Czechs can legally purchase and drink alcohol when they turn 18.
Almost all Czechs turn 18 while still in high school (senior year).
This of course means that graduation is celebrated with alcohol, even during the senior “prom”. In the Czech Republic, however, the “prom” is a huge official ballroom-esque event that is attended by suit-wearing and dress-wearing students, parents and teachers. The event does not take place in a decorated gym, but in a local building that is most suitable to host gala dances like this one. And yes, students who have already turned 18 do drink. A lot.
The “last bell ringing” is observed by seniors in May. It is the last “official” day of school before their study week after which they take their graduation exams. And the “last bell ringing” is celebrated in the streets. Students dress in funny costumes (“funny” means that male students dress up as nurses or prostitutes) and they collect money from pedestrians. This time, the money collected is of course used to purchase booze for “unofficial” party, where “drunk” is far from reality. Waaaaay too wasted would be more appropriate.

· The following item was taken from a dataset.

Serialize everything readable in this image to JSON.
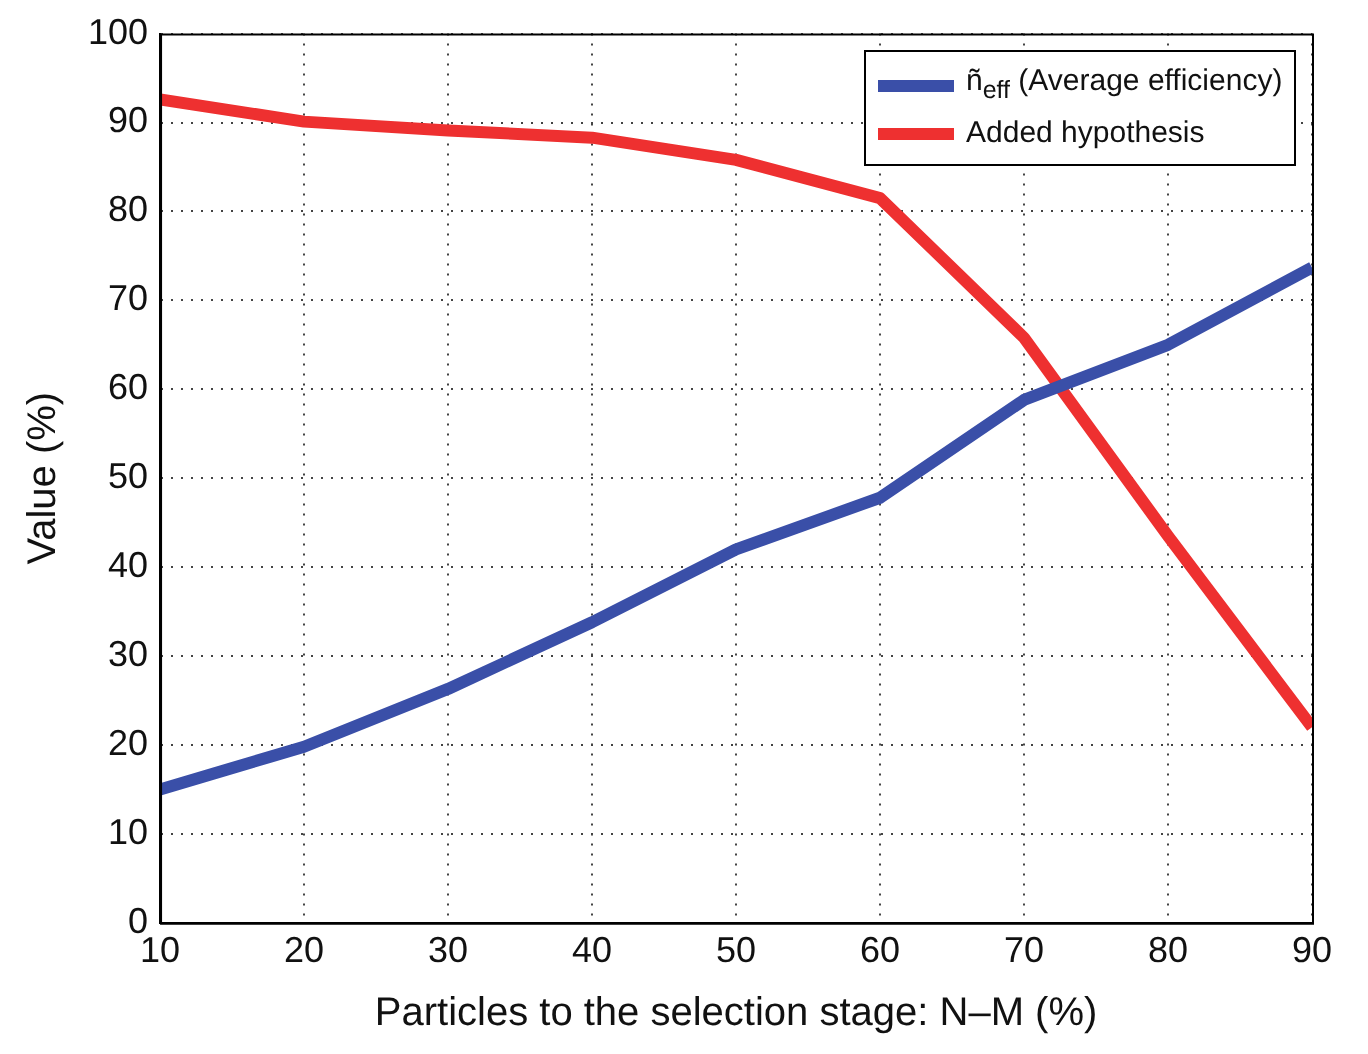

I live in downtown Brno (two-minute walk from the main square) and I see them all the time. It takes three weeks (not all schools have the study week at the same time). You meet one group, you give them money. You meet two or three and you start considering it, depending on how inventive their costumes are. But it does get annoying real fast, especially since it is more than obvious that the young people are going to buy vodka with the money I give them.
Sorry guys, I just gave my last change/coins to a group around the corner is the “excuse” I have prepared.